Elle eut même le courage de sourire et fit des baisers de la main à l’homme de sa vie qui à présent s’éloignait d’elle pour aller guerroyer dans la lointaine péninsule indochinoise. Bientôt le convoi disparut à ses yeux et, en même temps que la foule qui se dispersait, elle regagna tristement sa maison avec son bébé endormi dans les bras.


Une année s’écoula… Liza et Malick eurent le temps de s’écrire quelques lettres émouvantes, brûlantes de passion amoureuse, avant que ce dernier fût grièvement blessé dans une embuscade au cours d’une mission de reconnaissance dans la jungle asiatique. Malick fut acheminé à l’hôpital militaire de Saigon où, malgré des soins intensifs, il rendit l’âme quelques jours plus tard, le 10 août 1953. Liza faillit devenir folle et sa famille crut qu’elle ne survivrait pas à la mort de son mari bien-aimé tellement elle avait dépéri. Elle ne mangeait presque plus et pleurait tout le temps. Ajouté à cela le manque de sommeil, devenu chronique chez elle, minait petit à petit sa santé qui devint fragile.

Sa mère étant à moitié impotente à la suite d’une attaque, ce furent surtout tonton Jacques et la vieille tante Marie qui lui portèrent assistance. Tous les deux déployèrent des trésors d’attention et d’affection pour éviter qu’elle ne sombre dans le désespoir ou même, qu’elle ne meure d’inanition. Le chagrin de Liza était indescriptible et tante Marie, qui veillait sur elle nuit et jour, faisait tout ce qui était en son pouvoir pour lui remonter le moral. C’est d’ailleurs elle qui donnait le biberon au petit Jacques Habib car sa mère était dans l’incapacité de le faire téter.
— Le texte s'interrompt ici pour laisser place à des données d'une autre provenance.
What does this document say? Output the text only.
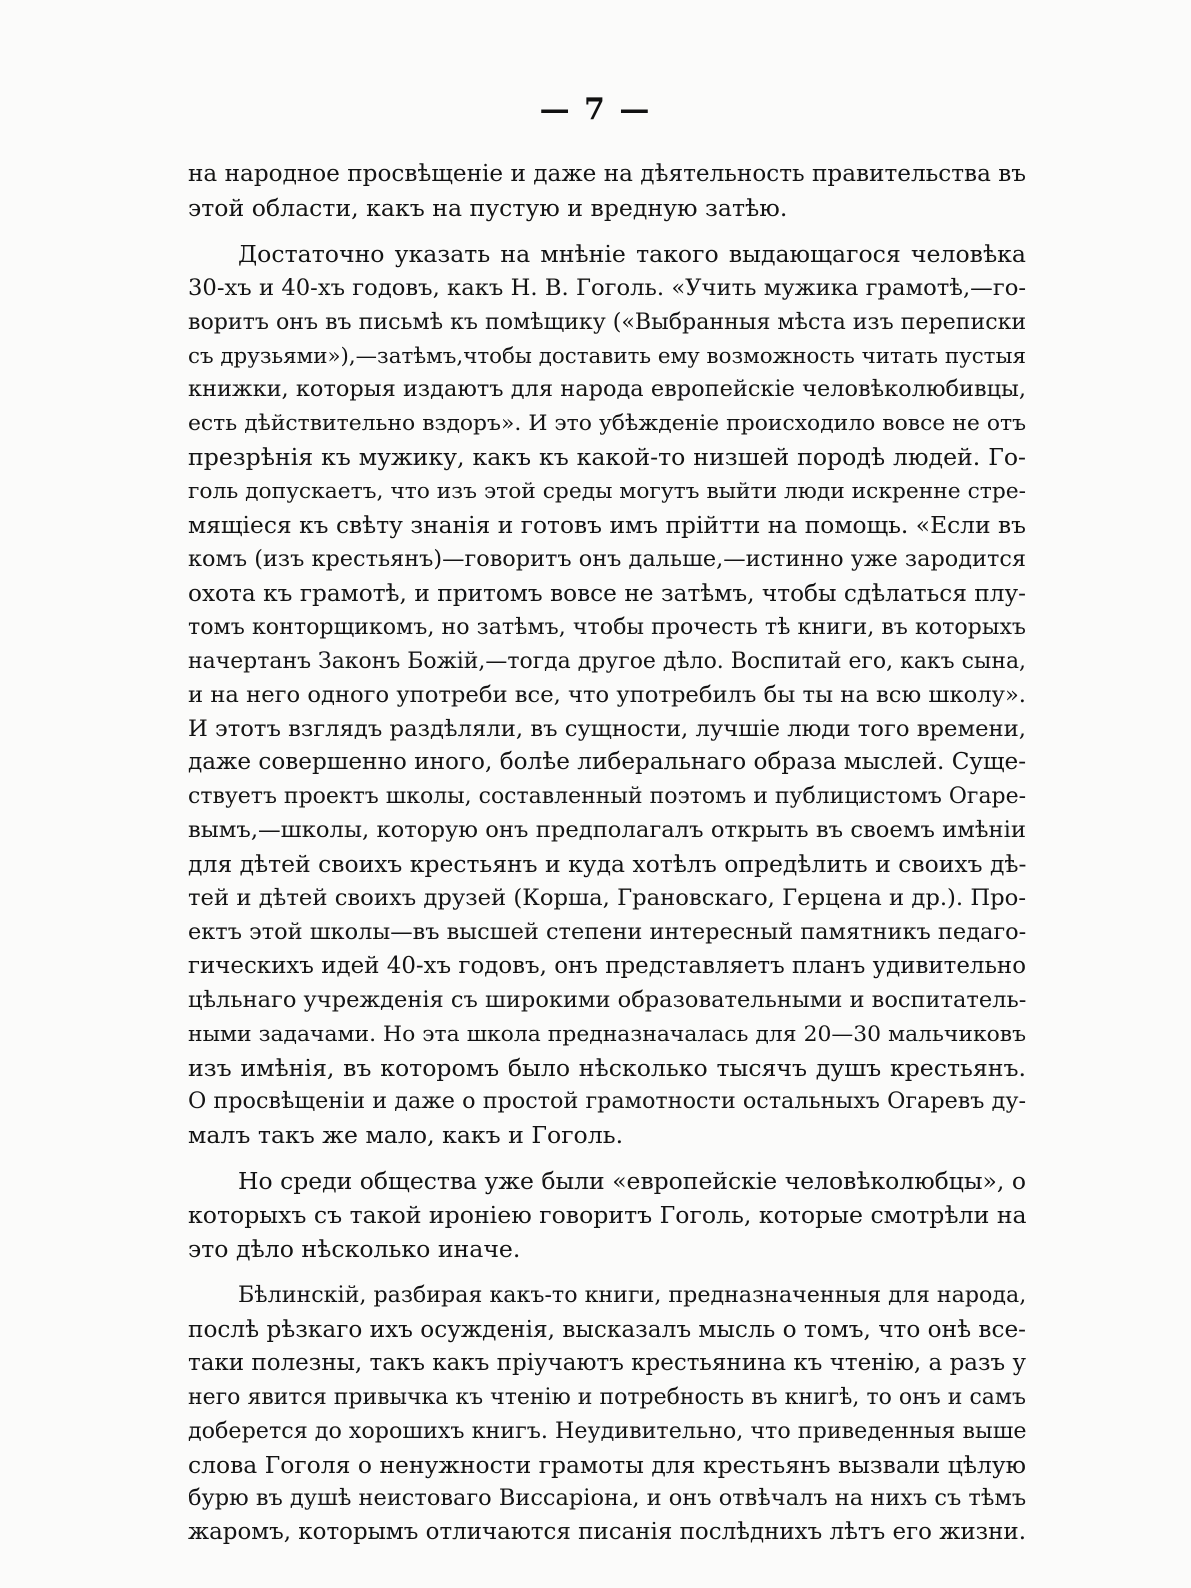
— 7 —

на народное просвѣщеніе и даже на дѣятельность правительства въ
этой области, какъ на пустую и вредную затѣю.

Достаточно указать на мнѣніе такого выдающагося человѣка
30-хъ и 40-хъ годовъ, какъ Н. В. Гоголь. «Учить мужика грамотѣ,—го-
воритъ онъ въ письмѣ къ помѣщику («Выбранныя мѣста изъ переписки
съ друзьями»),—затѣмъ,чтобы доставить ему возможность читать пустыя
книжки, которыя издаютъ для народа европейскіе человѣколюбивцы,
есть дѣйствительно вздоръ». И это убѣжденіе происходило вовсе не отъ
презрѣнія къ мужику, какъ къ какой-то низшей породѣ людей. Го-
голь допускаетъ, что изъ этой среды могутъ выйти люди искренне стре-
мящіеся къ свѣту знанія и готовъ имъ прійтти на помощь. «Если въ
комъ (изъ крестьянъ)—говоритъ онъ дальше,—истинно уже зародится
охота къ грамотѣ, и притомъ вовсе не затѣмъ, чтобы сдѣлаться плу-
томъ конторщикомъ, но затѣмъ, чтобы прочесть тѣ книги, въ которыхъ
начертанъ Законъ Божій,—тогда другое дѣло. Воспитай его, какъ сына,
и на него одного употреби все, что употребилъ бы ты на всю школу».
И этотъ взглядъ раздѣляли, въ сущности, лучшіе люди того времени,
даже совершенно иного, болѣе либеральнаго образа мыслей. Суще-
ствуетъ проектъ школы, составленный поэтомъ и публицистомъ Огаре-
вымъ,—школы, которую онъ предполагалъ открыть въ своемъ имѣніи
для дѣтей своихъ крестьянъ и куда хотѣлъ опредѣлить и своихъ дѣ-
тей и дѣтей своихъ друзей (Корша, Грановскаго, Герцена и др.). Про-
ектъ этой школы—въ высшей степени интересный памятникъ педаго-
гическихъ идей 40-хъ годовъ, онъ представляетъ планъ удивительно
цѣльнаго учрежденія съ широкими образовательными и воспитатель-
ными задачами. Но эта школа предназначалась для 20—30 мальчиковъ
изъ имѣнія, въ которомъ было нѣсколько тысячъ душъ крестьянъ.
О просвѣщеніи и даже о простой грамотности остальныхъ Огаревъ ду-
малъ такъ же мало, какъ и Гоголь.

Но среди общества уже были «европейскіе человѣколюбцы», о
которыхъ съ такой ироніею говоритъ Гоголь, которые смотрѣли на
это дѣло нѣсколько иначе.

Бѣлинскій, разбирая какъ-то книги, предназначенныя для народа,
послѣ рѣзкаго ихъ осужденія, высказалъ мысль о томъ, что онѣ все-
таки полезны, такъ какъ пріучаютъ крестьянина къ чтенію, а разъ у
него явится привычка къ чтенію и потребность въ книгѣ, то онъ и самъ
доберется до хорошихъ книгъ. Неудивительно, что приведенныя выше
слова Гоголя о ненужности грамоты для крестьянъ вызвали цѣлую
бурю въ душѣ неистоваго Виссаріона, и онъ отвѣчалъ на нихъ съ тѣмъ
жаромъ, которымъ отличаются писанія послѣднихъ лѣтъ его жизни.
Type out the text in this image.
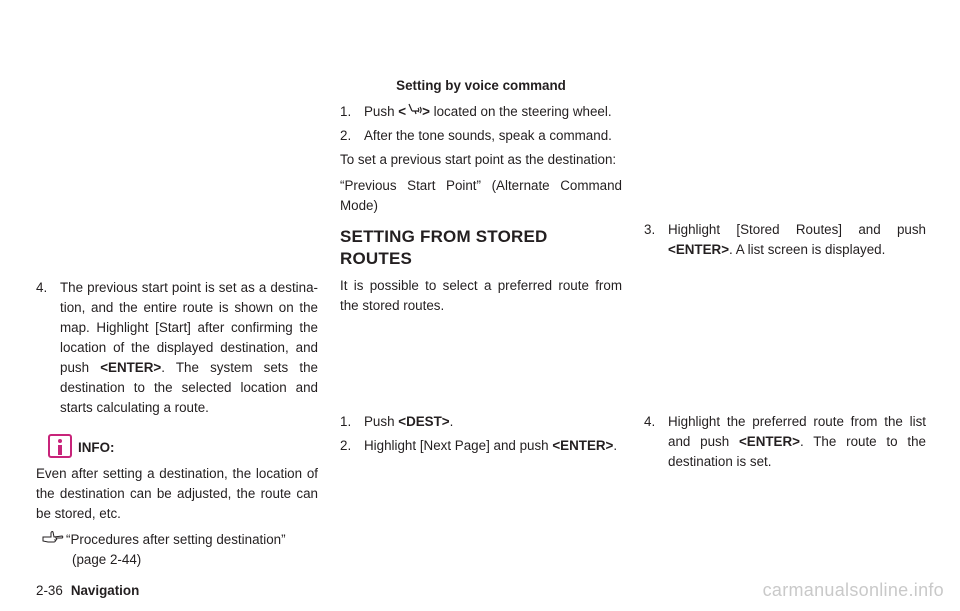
4. The previous start point is set as a destina-tion, and the entire route is shown on the map. Highlight [Start] after confirming the location of the displayed destination, and push <ENTER>. The system sets the destination to the selected location and starts calculating a route.
INFO:
Even after setting a destination, the location of the destination can be adjusted, the route can be stored, etc.
“Procedures after setting destination”
(page 2-44)
Setting by voice command
1. Push < > located on the steering wheel.
2. After the tone sounds, speak a command.
To set a previous start point as the destination:
“Previous Start Point” (Alternate Command Mode)
SETTING FROM STORED ROUTES
It is possible to select a preferred route from the stored routes.
1. Push <DEST>.
2. Highlight [Next Page] and push <ENTER>.
3. Highlight [Stored Routes] and push <ENTER>. A list screen is displayed.
4. Highlight the preferred route from the list and push <ENTER>. The route to the destination is set.
2-36 Navigation	carmanualsonline.info
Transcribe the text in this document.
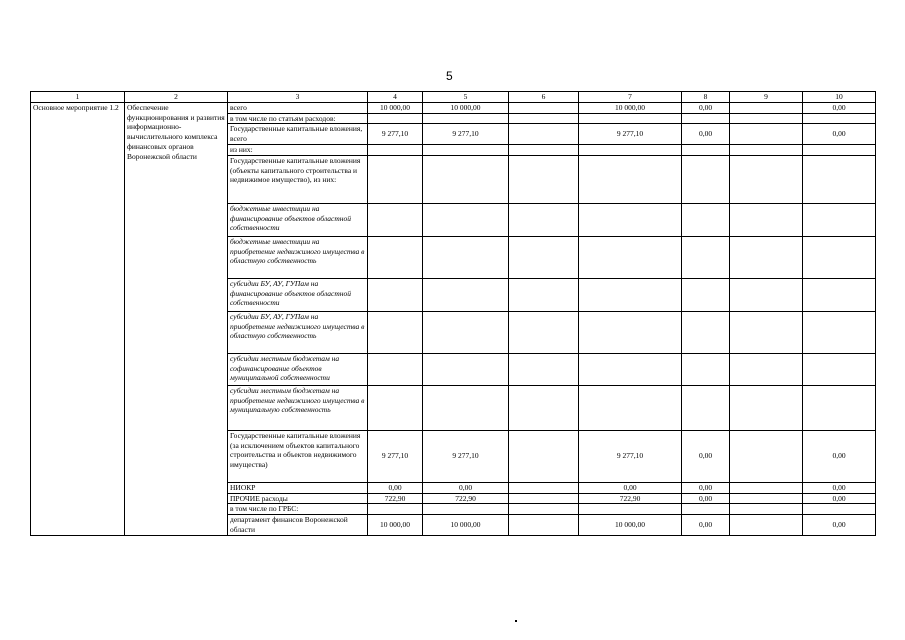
5
1	2	3	4	5	6	7	8	9	10
Основное мероприятие 1.2	Обеспечение функционирования и развития информационно-вычислительного комплекса финансовых органов Воронежской области	всего	10 000,00	10 000,00		10 000,00	0,00		0,00
		в том числе по статьям расходов:							
		Государственные капитальные вложения, всего	9 277,10	9 277,10		9 277,10	0,00		0,00
		из них:							
		Государственные капитальные вложения (объекты капитального строительства и недвижимое имущество), из них:							
		бюджетные инвестиции на финансирование объектов областной собственности							
		бюджетные инвестиции на приобретение недвижимого имущества в областную собственность							
		субсидии БУ, АУ, ГУПам на финансирование объектов областной собственности							
		субсидии БУ, АУ, ГУПам на приобретение недвижимого имущества в областную собственность							
		субсидии местным бюджетам на софинансирование объектов муниципальной собственности							
		субсидии местным бюджетам на приобретение недвижимого имущества в муниципальную собственность							
		Государственные капитальные вложения (за исключением объектов капитального строительства и объектов недвижимого имущества)	9 277,10	9 277,10		9 277,10	0,00		0,00
		НИОКР	0,00	0,00		0,00	0,00		0,00
		ПРОЧИЕ расходы	722,90	722,90		722,90	0,00		0,00
		в том числе по ГРБС:							
		департамент финансов Воронежской области	10 000,00	10 000,00		10 000,00	0,00		0,00
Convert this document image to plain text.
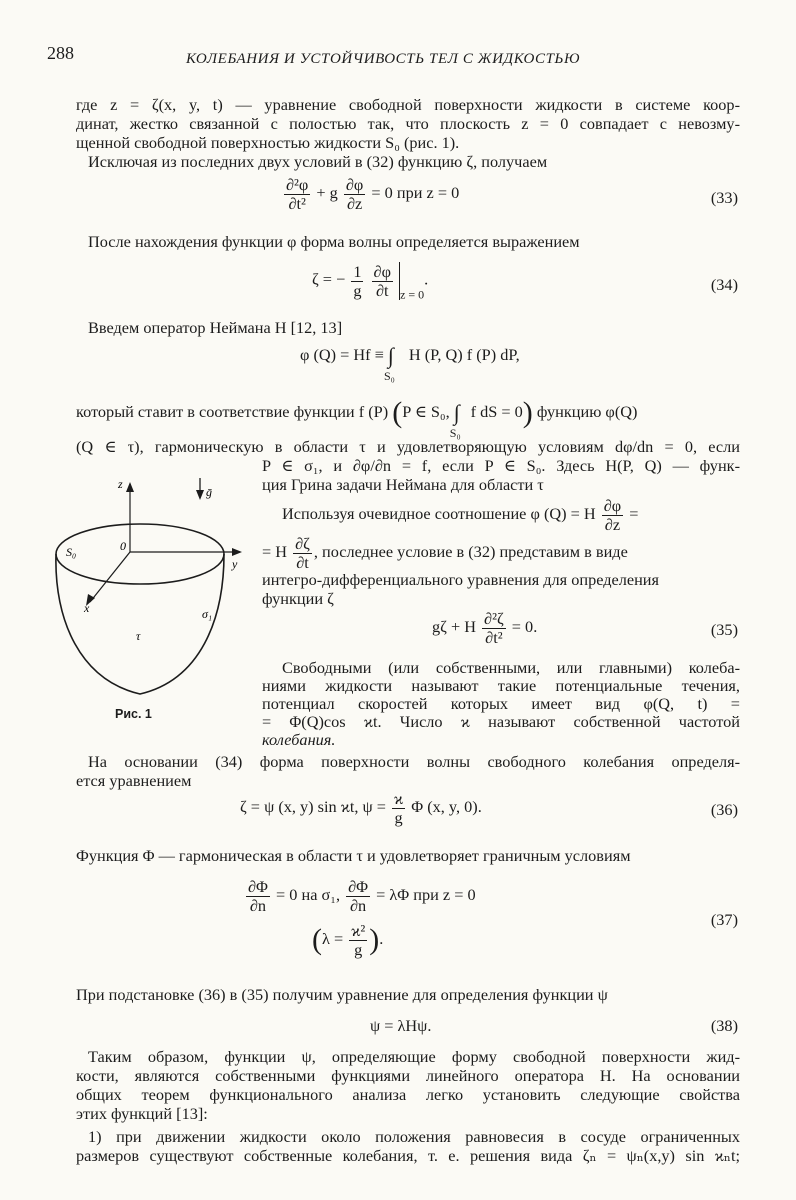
288	КОЛЕБАНИЯ И УСТОЙЧИВОСТЬ ТЕЛ С ЖИДКОСТЬЮ
где z = ζ(x, y, t) — уравнение свободной поверхности жидкости в системе коор-
динат, жестко связанной с полостью так, что плоскость z = 0 совпадает с невозму-
щенной свободной поверхностью жидкости S₀ (рис. 1).
Исключая из последних двух условий в (32) функцию ζ, получаем
$\frac{\text{∂²φ}}{\text{∂t²}} + g \frac{\partial\varphi}{\partial z} = 0$ при z = 0	(33)
После нахождения функции φ форма волны определяется выражением
ζ = − $\frac{1}{g}$
$\frac{\partial\varphi}{\partial t} _{z = 0}$.	(34)
Введем оператор Неймана H [12, 13]
φ $(Q) = Hf \equiv \int_{S_0}$ H (P, Q) f (P) dP,
который ставит в соответствие функции f (P) (P ∈ S₀, $\int_{S_0}f$ dS = 0) функцию φ(Q)
(Q ∈ τ), гармоническую в области τ и удовлетворяющую условиям dφ/dn = 0, если
P ∈ σ₁, и ∂φ/∂n = f, если P ∈ S₀. Здесь H(P, Q) — функ-
ция Грина задачи Неймана для области τ
Используя очевидное соотношение φ (Q) = H $\frac{\partial\varphi}{\partial z}$ =
= H $\frac{\partial\zeta}{\partial t}$ , последнее условие в (32) представим в виде
интегро-дифференциального уравнения для определения
функции ζ
gζ + H $\frac{\text{∂²ζ}}{\text{∂t²}} = 0$.	(35)
Свободными (или собственными, или главными) колеба-
ниями жидкости называют такие потенциальные течения,
потенциал скоростей которых имеет вид φ(Q, t) =
= Φ(Q)cos ϰt. Число ϰ называют собственной частотой
колебания.
z
ḡ
y
x
S₀	0
σ₁
τ
Рис. 1
На основании (34) форма поверхности волны свободного колебания определя-
ется уравнением
ζ = ψ (x, y) sin ϰt, $\psi = \frac{ϰ}{g}$ Φ (x, y, 0).	(36)
Функция Φ — гармоническая в области τ и удовлетворяет граничным условиям
$\frac{\partial\Phi}{\partial n} = 0$ на σ₁, $\frac{\partial\Phi}{\partial n} = \lambda\Phi$ при z = 0
($\lambda = \frac{\text{ϰ²}}{g}$ ).
(37)
При подстановке (36) в (35) получим уравнение для определения функции ψ
ψ = λHψ.	(38)
Таким образом, функции ψ, определяющие форму свободной поверхности жид-
кости, являются собственными функциями линейного оператора H. На основании
общих теорем функционального анализа легко установить следующие свойства
этих функций [13]:
1) при движении жидкости около положения равновесия в сосуде ограниченных
размеров существуют собственные колебания, т. е. решения вида ζₙ = ψₙ(x,y) sin ϰₙt;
Pour aider la vieille tante Marie dans sa lourde tâche, tonton Jacques lui avait adjoint une domestique du nom de Amsatou Wade, femme au grand cœur, dévouée et maternelle qui, comprenant parfaitement la situation et l’état dans lequel se trouvait Liza, se voua corps et âme à son travail. Ce fut un grand soulagement pour tante Marie qui put ainsi souffler et se reposer convenablement. Amsatou Wade était une solide femme du Walo, relativement jeune et encore pleine de santé, avec une peau très noire et une éclatante dentition.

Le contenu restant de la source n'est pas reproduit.